Quinn reached over and squeezed my free hand. “Oh, honey, you know that’s a bunch of bullshit.” A choked, dark laugh tumbled from my lips, and Quinn smiled at me. “You can take the time you need. Trust me, I get the anger,” she said. “But you have to read that letter. You owe it to him.” I gaped at her, but she raised her hands in defense. “Like I said before,” she continued. “As someone who loves you unconditionally, I can recognize the same in someone else. That man loved you. And maybe when you’re not being so hard-headed, you’ll realize that he kept it from you because he was terrified of losing you.” She eyed me, rising from the couch. “Think about that while I bake us some brownies.” She trotted off to my kitchen, leaving me there with my mouth parted open, but no words to speak.
Because even if she may be right, the center of my chest was a gaping, bleeding wound where Logan’s name had once been.
Logan Ward.
A Carolina Fucking Reaper.
19
Logan
Sweat dripped down my face, but I barely felt it as the crowd counted down my penalty. It was a bullshit call, but there was little I could do about it now. We were tied, three to three, and hopes of making it to the next round rested on these last seventeen seconds.
“Three! Two! One!”
The door opened, and I flew from the box, legs pumping, eating up the ice to get to our zone, where we were struggling to fight off the power play.
I flew past the blue line, passing Lukas along the boards.
I spotted the puck ahead as their forwards passed and shot. Sawyer blocked it as I headed for the rebound, but the Bruin was already in position, firing it back as I reached him.
Sawyer reached.
The lamp lit.
The buzzer sounded.
Celebrations erupted around me as the Bruins players tackled each other to the ice before skating off toward their own net.
My stomach flipped as the reality of it set in.
We’d won the Stanley Cup last year and were favored to get there again this year...and yet, we were out. We were out in the first fucking round.
I grabbed Sawyer’s helmet, yanking him to me and patting him hard. “You played like a fucking beast.”
He nodded, but the devastation was clear.
I took one last look up at the family box, where Kaitlynn stood with Mom, her hands on her cheeks. The seat next to them was empty.
I’d left at least six messages since Delaney got into that cab last night, and dropped the tickets at will call, just like I’d said I would in those messages. If she even listened to them. Were we broken up? Was this just a bad fight? What the hell was I supposed to do?
My chest didn’t just ache, it fucking screamed as my heart ripped itself apart.

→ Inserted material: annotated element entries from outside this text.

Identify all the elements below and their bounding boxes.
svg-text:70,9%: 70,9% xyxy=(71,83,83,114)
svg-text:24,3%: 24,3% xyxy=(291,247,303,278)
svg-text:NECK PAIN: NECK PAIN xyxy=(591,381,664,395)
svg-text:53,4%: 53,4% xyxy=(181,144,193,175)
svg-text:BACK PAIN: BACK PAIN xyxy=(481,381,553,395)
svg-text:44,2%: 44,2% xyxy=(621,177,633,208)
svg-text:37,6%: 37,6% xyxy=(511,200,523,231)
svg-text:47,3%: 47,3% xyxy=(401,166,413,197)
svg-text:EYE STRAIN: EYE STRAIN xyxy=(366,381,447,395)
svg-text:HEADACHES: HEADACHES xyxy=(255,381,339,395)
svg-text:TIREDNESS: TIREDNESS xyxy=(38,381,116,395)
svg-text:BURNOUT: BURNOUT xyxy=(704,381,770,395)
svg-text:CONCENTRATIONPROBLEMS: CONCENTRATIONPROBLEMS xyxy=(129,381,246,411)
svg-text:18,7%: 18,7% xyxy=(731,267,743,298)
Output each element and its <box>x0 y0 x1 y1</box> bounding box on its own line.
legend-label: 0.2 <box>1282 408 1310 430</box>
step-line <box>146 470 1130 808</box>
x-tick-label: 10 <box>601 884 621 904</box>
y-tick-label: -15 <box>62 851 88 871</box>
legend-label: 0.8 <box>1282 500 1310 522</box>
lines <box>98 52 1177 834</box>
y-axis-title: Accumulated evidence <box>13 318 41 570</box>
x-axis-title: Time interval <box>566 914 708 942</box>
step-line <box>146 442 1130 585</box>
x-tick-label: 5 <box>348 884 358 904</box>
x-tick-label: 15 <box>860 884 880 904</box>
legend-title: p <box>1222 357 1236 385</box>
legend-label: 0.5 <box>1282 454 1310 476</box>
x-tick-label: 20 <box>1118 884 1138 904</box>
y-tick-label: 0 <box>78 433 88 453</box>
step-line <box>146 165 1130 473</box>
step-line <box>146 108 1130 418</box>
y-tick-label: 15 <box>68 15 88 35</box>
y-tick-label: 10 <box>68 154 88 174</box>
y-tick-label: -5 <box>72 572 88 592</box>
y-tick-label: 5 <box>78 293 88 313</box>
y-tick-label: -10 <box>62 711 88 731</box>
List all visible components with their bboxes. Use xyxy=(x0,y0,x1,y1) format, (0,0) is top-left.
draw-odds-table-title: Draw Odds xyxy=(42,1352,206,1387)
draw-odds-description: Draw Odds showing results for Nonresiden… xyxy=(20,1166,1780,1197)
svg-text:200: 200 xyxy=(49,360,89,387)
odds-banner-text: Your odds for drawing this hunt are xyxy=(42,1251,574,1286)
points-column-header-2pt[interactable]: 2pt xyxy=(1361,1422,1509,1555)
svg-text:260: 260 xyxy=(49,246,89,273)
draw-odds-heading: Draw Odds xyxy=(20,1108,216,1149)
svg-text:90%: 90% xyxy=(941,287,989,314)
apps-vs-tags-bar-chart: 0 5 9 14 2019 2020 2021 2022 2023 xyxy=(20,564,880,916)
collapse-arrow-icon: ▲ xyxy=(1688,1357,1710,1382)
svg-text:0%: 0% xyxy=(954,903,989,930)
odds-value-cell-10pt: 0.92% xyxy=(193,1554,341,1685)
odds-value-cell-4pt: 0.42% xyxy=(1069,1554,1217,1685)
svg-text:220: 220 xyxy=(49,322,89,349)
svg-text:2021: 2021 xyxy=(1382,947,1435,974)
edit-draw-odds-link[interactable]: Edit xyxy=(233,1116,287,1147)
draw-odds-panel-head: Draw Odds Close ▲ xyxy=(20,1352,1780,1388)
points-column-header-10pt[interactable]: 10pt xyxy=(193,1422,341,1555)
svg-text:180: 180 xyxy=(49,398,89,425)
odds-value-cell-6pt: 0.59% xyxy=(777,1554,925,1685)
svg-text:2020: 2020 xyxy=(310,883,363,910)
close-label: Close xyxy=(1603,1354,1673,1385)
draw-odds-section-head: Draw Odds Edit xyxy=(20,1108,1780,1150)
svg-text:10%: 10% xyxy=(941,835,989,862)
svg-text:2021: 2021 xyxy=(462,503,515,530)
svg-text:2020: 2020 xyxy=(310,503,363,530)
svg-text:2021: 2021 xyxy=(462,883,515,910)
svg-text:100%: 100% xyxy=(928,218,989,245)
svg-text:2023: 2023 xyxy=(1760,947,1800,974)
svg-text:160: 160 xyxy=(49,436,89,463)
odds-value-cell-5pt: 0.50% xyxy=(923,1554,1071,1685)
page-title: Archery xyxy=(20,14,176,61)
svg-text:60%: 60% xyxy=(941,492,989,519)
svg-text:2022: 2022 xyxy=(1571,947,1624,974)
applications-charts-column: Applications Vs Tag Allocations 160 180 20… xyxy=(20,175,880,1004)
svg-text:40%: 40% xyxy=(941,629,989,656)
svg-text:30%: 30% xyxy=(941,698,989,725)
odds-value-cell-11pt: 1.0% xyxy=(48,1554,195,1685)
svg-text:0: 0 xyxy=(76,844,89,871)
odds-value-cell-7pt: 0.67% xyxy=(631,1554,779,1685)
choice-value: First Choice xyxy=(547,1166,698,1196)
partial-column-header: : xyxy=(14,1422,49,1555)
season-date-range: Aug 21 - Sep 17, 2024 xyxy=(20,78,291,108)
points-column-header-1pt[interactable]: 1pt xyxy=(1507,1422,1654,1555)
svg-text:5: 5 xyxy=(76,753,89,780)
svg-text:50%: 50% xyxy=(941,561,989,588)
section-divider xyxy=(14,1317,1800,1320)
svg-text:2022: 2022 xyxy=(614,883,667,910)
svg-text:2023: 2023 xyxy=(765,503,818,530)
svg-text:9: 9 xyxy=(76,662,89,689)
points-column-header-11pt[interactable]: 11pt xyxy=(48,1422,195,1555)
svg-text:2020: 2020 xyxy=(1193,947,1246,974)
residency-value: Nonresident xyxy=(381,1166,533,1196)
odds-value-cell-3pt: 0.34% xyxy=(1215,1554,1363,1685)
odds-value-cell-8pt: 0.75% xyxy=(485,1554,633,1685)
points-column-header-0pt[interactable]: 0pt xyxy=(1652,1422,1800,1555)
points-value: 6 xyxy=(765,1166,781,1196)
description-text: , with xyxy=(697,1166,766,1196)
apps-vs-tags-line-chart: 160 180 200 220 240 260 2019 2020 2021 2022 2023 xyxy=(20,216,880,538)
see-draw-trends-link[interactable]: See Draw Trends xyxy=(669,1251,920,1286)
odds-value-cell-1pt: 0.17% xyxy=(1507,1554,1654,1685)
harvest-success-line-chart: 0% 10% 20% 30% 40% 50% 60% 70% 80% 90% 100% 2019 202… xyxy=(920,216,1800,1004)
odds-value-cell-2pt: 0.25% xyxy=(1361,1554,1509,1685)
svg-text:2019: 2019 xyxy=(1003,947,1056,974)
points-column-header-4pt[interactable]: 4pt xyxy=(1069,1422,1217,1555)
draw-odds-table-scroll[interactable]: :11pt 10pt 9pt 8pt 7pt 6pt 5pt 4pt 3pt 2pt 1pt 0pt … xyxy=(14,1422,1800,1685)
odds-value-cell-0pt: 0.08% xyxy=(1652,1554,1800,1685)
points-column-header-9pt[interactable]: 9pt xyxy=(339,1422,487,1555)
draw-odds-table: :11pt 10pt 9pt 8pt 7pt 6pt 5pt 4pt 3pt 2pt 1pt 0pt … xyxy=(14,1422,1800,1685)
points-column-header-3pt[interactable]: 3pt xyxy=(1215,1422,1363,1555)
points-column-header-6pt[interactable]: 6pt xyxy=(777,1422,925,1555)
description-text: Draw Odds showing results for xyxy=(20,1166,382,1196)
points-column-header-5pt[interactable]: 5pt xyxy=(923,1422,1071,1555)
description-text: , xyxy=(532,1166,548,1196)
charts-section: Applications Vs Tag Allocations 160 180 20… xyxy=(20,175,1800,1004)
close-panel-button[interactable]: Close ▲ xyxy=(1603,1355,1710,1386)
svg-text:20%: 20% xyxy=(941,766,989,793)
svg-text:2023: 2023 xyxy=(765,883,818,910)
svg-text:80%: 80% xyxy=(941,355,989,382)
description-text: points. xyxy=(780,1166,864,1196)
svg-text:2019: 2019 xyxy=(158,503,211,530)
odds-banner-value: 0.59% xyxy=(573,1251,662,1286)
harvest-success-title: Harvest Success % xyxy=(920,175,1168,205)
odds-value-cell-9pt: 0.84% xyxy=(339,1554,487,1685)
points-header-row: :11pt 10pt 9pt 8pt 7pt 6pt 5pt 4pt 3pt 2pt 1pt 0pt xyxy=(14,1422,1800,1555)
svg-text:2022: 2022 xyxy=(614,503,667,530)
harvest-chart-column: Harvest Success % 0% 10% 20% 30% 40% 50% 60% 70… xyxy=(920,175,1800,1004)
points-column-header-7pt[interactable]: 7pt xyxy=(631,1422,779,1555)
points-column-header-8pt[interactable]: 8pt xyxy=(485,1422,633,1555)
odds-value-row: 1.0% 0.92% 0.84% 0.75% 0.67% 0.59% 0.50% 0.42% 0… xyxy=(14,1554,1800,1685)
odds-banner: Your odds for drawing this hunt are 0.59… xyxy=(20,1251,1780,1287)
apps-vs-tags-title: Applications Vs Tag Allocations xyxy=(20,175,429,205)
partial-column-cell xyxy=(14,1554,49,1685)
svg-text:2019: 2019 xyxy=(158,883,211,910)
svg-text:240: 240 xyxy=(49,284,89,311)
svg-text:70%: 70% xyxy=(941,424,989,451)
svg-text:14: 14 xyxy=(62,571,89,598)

Axel pounded on my shoulder pad and gave me the nod, pulling me back to the present, and I let myself go numb as we headed for the locker room.
Losing that game—the playoffs—was nothing compared to the agony of losing her.
Two days and twenty-eight messages later, I sucked in a lungful of air, searching for the courage to open the damned door.
I’d tried to give her space, to respect that fact that she most likely needed time to process. Three days probably wasn’t enough, but I’d found myself here, standing at the back door to the library as the sun set. It was like my brain had shifted into auto-pilot after seeing Mom and Kaitlynn off at the airport, and I’d simply arrived here.